Mason Capital Management LLC (“Mason”) today sent a letter to voting shareholders of TELUS Corporation (TSX:T) regarding the proposed dual share-class collapse transaction which is to be voted on at a general meeting of TELUS on October 17, 2012.
(Graphic: Business Wire)
The letter outlines the rationale for Mason’s opposition to TELUS’ proposal to exchange all of its non-voting shares for voting shares on a one-for-one basis and discusses significant flaws in TELUS’ process.

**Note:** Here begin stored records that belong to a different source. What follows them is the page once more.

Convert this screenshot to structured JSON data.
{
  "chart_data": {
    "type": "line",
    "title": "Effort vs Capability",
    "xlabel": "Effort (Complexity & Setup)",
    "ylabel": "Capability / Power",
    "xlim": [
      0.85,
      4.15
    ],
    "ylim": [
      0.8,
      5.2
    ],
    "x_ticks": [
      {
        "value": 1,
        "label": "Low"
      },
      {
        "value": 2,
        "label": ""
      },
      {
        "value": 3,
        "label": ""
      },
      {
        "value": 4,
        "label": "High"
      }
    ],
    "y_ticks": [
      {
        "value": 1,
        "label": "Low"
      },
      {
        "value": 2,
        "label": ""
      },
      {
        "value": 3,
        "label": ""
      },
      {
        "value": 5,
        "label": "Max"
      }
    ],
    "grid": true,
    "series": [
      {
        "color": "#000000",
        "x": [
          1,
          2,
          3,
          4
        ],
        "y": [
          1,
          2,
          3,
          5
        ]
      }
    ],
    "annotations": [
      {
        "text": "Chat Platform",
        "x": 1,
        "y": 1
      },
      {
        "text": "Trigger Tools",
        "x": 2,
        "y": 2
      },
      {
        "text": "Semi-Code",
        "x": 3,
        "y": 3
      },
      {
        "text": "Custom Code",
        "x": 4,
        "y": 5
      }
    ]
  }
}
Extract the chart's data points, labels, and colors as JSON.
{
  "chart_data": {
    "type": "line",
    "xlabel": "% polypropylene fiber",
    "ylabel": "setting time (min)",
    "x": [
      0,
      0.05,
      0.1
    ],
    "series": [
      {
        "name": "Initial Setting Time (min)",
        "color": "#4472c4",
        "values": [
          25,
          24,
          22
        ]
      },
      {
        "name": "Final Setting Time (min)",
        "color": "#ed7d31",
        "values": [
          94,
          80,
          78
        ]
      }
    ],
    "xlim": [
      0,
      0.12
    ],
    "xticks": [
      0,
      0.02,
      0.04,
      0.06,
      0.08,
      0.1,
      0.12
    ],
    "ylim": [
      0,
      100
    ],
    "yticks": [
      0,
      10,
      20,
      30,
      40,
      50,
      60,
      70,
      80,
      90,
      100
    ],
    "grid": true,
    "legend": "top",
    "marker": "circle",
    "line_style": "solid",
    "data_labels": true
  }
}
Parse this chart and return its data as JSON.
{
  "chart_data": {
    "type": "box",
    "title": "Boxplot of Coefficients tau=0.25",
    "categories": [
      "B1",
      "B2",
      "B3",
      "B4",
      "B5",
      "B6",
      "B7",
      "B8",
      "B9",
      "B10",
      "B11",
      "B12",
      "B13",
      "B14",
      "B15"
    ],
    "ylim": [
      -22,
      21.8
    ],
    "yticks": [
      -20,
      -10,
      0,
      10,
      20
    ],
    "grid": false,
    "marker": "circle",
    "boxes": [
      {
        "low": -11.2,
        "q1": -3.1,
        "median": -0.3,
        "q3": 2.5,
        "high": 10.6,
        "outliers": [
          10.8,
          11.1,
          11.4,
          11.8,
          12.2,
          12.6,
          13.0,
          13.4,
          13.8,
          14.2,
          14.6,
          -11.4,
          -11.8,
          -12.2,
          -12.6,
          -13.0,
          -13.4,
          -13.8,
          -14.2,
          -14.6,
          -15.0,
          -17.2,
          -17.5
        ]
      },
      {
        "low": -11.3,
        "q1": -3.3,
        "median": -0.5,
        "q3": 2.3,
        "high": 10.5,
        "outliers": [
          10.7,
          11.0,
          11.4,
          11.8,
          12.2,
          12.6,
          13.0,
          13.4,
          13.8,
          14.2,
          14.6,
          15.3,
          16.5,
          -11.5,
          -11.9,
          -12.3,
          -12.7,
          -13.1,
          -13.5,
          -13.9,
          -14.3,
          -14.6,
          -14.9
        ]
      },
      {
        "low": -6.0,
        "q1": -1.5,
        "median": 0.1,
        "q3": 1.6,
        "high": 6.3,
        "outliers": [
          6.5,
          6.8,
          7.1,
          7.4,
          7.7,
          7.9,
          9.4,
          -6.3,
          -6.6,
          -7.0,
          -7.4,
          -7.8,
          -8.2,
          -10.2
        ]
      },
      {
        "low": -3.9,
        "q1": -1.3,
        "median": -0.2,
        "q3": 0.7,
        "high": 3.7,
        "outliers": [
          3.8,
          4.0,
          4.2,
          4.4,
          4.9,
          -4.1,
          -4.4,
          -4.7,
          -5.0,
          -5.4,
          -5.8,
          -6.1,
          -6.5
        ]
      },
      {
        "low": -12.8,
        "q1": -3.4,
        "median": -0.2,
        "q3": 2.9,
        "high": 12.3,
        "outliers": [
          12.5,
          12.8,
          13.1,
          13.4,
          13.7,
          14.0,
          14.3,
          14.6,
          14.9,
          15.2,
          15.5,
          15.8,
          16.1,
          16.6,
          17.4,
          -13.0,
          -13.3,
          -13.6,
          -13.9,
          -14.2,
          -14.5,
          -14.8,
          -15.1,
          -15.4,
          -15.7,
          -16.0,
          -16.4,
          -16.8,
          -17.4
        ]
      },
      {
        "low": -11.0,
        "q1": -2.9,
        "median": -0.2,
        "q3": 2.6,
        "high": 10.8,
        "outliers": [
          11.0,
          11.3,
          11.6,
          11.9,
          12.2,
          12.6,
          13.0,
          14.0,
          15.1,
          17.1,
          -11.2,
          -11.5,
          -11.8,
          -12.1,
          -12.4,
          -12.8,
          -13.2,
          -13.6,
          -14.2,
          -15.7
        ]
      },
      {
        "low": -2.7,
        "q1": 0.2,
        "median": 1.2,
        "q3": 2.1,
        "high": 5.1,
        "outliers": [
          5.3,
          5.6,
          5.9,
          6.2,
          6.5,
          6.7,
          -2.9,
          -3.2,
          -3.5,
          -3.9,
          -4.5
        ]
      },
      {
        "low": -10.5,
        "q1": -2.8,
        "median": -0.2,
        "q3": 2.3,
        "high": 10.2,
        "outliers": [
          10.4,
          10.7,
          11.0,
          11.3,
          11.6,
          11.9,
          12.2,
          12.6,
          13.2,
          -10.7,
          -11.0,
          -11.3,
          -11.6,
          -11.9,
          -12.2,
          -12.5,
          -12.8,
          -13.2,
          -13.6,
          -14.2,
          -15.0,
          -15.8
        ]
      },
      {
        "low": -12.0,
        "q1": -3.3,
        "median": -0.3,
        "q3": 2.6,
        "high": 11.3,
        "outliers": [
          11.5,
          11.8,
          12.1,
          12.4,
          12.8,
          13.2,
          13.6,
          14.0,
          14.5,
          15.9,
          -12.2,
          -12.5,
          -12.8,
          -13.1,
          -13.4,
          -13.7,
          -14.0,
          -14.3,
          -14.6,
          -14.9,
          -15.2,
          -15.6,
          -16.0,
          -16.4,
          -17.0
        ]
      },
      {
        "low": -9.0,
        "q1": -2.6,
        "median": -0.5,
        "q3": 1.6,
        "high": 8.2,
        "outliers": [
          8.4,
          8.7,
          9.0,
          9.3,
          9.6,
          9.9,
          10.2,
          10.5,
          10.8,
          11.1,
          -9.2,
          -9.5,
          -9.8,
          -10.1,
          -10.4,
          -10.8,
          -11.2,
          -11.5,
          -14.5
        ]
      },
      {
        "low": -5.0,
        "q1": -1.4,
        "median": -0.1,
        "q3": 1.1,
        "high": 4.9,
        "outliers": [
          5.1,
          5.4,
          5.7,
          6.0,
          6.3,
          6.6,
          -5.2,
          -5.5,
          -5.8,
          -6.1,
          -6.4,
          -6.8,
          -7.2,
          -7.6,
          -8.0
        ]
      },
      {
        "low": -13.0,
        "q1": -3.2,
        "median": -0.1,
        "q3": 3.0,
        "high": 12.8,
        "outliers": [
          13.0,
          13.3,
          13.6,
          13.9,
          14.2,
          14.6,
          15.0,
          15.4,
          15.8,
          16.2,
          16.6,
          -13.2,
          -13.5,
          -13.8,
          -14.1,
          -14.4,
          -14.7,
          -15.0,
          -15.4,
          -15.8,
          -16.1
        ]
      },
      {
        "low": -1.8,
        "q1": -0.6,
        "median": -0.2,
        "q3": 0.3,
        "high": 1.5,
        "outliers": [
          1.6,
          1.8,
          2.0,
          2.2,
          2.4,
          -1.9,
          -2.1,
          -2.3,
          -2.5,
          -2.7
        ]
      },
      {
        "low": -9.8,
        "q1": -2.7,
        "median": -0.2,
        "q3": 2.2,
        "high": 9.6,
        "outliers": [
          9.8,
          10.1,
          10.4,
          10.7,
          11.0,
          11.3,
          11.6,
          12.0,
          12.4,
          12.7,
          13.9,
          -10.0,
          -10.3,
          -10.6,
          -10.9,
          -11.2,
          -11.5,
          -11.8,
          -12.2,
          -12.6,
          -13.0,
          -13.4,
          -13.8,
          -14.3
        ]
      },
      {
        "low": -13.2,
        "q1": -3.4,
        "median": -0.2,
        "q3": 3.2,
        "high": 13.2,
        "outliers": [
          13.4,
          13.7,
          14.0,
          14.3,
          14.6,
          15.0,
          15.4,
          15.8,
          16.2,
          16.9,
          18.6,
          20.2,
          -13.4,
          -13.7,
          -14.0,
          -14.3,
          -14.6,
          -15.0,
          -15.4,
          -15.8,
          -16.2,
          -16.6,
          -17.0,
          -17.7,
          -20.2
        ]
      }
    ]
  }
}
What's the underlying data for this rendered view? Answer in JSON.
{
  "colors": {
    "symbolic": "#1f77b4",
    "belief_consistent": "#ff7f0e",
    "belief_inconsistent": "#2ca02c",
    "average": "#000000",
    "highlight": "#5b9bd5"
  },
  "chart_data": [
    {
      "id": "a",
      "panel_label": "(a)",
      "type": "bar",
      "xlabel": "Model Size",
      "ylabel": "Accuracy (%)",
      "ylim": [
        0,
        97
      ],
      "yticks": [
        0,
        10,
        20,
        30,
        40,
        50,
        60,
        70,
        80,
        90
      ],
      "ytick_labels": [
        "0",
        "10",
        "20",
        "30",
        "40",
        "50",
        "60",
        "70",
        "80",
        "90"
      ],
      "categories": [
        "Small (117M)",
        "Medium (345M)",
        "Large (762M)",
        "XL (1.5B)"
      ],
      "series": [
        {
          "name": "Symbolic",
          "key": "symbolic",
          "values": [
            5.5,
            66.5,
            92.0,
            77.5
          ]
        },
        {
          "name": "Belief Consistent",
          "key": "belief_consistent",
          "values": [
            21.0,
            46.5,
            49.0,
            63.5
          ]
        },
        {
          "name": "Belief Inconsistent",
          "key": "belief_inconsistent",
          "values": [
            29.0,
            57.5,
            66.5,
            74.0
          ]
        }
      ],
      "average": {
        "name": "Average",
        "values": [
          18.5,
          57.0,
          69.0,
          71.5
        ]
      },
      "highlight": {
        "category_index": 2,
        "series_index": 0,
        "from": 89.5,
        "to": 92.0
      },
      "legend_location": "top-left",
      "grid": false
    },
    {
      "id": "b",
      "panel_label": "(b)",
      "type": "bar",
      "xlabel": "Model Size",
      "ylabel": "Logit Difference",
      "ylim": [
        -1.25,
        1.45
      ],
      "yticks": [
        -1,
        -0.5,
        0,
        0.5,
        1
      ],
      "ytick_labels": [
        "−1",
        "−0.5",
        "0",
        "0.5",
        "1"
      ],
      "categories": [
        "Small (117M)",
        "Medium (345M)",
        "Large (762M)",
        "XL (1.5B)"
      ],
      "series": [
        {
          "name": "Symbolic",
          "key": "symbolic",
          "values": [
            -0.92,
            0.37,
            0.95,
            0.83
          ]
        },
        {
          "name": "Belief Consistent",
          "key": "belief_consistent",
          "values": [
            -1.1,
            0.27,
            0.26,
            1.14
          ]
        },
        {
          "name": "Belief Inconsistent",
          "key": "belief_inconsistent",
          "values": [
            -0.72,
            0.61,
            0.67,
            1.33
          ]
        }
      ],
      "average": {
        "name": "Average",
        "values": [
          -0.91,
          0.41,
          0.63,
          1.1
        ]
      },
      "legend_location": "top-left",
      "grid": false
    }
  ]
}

The text of the October 5, 2012 letter follows:
Dear Fellow TELUS Voting Shareholder:TELUS’ October 17 th shareholder meeting is rapidly approaching. Act now to protect the value of your investment and preserve your voting power by voting NO to TELUS' proposal to convert its non-voting shares into voting stock on a one-for-one basis. Please vote your BLUE proxy or voting instruction form prior to 12:00 noon (EDT) on October 15, 2012. If approved, TELUS’ flawed proposal would result in you giving up the premium that you paid for your voting shares and a 46% reduction in your voting power – with no compensation whatsoever. In fact, TELUS’ proposal would rank among the worst Canadian share collapse transactions. Professor Ronald Gilson of Stanford Law School and the Columbia School of Law has stated that “voting rights attached to shares are valuable” and that “the premium associated with TELUS voting common shares is well recognized by the market.” Professor Gilson notes that TELUS’ proposal would have the effect of “transferring value from the existing holders of common shares with voting rights to the existing holders of non-voting shares.” 1 With such clear negative implications for an entire class of shareholders, we cannot help but question the motives behind TELUS’ proposal.